A novel statistical approach for analyzing environmental pollutant data with detection limits: atmospheric organochloride pesticide concentrations near Tibet's Namco Lake as a case study†‡
Abstract
In the analysis of pollutant data, concentrations below the analytical detection limit are commonly handled by substituting a constant value between zero and the limit of detection (LOD). However, this substitution can introduce significant bias under certain conditions. To address this issue, we have derived weight expressions that eliminate bias for lognormal and gamma data. These weights, applied to LOD/2 substitutions, can be calculated using available ranges of means, standard deviations and censoring proportions. We evaluated the performance of our weighted substitution (ωLOD/2) method using both simulated datasets with censoring proportions ranging from 5% to 50% and actual atmospheric α-HCH and HCB data from Tibet's Namco Lake. The ωLOD/2 method was compared against LOD/2 substitution, maximum likelihood estimation (MLE), and regression on order statistics (ROS). The results demonstrate that with small sample sizes (<160), although MLE and ROS did not show larger bias, ωLOD/2 outperforms both methods in estimating arithmetic and geometric means in most scenarios.

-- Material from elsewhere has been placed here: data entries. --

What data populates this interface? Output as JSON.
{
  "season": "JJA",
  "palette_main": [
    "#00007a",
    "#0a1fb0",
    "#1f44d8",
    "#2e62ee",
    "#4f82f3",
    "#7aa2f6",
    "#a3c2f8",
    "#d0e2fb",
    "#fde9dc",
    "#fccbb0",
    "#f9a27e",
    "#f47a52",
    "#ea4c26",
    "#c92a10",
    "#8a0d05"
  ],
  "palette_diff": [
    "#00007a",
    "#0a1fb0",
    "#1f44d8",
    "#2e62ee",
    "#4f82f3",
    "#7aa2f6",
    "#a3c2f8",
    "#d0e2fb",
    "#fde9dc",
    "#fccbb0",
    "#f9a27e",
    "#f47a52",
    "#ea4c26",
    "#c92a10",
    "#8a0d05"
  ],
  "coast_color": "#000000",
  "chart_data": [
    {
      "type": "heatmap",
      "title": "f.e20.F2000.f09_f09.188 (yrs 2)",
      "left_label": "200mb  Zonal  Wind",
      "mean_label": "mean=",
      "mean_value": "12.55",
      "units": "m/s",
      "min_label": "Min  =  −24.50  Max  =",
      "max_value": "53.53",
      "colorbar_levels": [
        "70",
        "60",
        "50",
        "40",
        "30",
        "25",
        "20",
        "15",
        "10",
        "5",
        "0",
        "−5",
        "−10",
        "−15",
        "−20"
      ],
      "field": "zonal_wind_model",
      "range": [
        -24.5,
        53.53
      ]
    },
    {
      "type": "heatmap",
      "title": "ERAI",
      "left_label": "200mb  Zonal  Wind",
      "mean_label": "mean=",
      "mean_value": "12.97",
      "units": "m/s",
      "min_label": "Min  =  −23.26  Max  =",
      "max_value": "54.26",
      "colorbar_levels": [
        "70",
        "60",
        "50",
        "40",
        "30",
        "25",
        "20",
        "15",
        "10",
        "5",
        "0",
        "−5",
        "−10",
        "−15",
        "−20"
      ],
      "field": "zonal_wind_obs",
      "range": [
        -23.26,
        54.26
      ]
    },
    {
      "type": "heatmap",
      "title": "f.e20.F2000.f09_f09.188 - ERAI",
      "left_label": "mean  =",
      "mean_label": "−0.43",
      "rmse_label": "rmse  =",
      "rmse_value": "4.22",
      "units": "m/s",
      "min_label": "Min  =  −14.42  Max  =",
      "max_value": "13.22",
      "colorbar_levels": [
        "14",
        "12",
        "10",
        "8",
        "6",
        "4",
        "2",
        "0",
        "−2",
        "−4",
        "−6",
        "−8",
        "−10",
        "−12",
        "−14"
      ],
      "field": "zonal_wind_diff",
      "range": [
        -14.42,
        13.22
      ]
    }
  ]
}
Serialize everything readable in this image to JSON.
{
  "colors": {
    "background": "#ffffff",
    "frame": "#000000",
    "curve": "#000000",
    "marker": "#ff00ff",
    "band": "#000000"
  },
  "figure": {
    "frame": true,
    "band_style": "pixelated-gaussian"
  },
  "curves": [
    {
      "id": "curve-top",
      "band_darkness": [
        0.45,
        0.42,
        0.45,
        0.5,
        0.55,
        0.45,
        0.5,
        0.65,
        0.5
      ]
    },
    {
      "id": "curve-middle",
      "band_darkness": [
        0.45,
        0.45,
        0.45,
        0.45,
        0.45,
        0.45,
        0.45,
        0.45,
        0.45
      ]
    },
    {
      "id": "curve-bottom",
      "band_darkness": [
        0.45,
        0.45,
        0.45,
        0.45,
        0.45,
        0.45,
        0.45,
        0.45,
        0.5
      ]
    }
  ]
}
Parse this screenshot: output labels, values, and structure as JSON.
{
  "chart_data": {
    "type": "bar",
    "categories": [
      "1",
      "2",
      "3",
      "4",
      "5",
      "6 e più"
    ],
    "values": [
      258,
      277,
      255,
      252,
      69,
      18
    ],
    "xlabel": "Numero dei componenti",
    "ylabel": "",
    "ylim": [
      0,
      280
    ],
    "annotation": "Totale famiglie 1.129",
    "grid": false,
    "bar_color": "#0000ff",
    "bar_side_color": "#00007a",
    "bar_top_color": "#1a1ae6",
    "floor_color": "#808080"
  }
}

It is also worth noting that ROS is currently limited to estimating summary statistics under the assumption of a lognormal distribution and cannot be applied to gamma-distributed data. In addition, ωLOD/2 provides standard deviation estimates comparable to those from MLE, with biases remaining within 5% in the majority of cases. Therefore, the proposed method is particularly suitable for situations involving small sample sizes. The application of our method to six censored atmospheric organochloride pesticide concentrations from Namco Lake further highlights its advantages in practical settings. To facilitate easy adoption by researchers, a free web app was developed that integrates our proposed weighting method with censored data distribution fitting.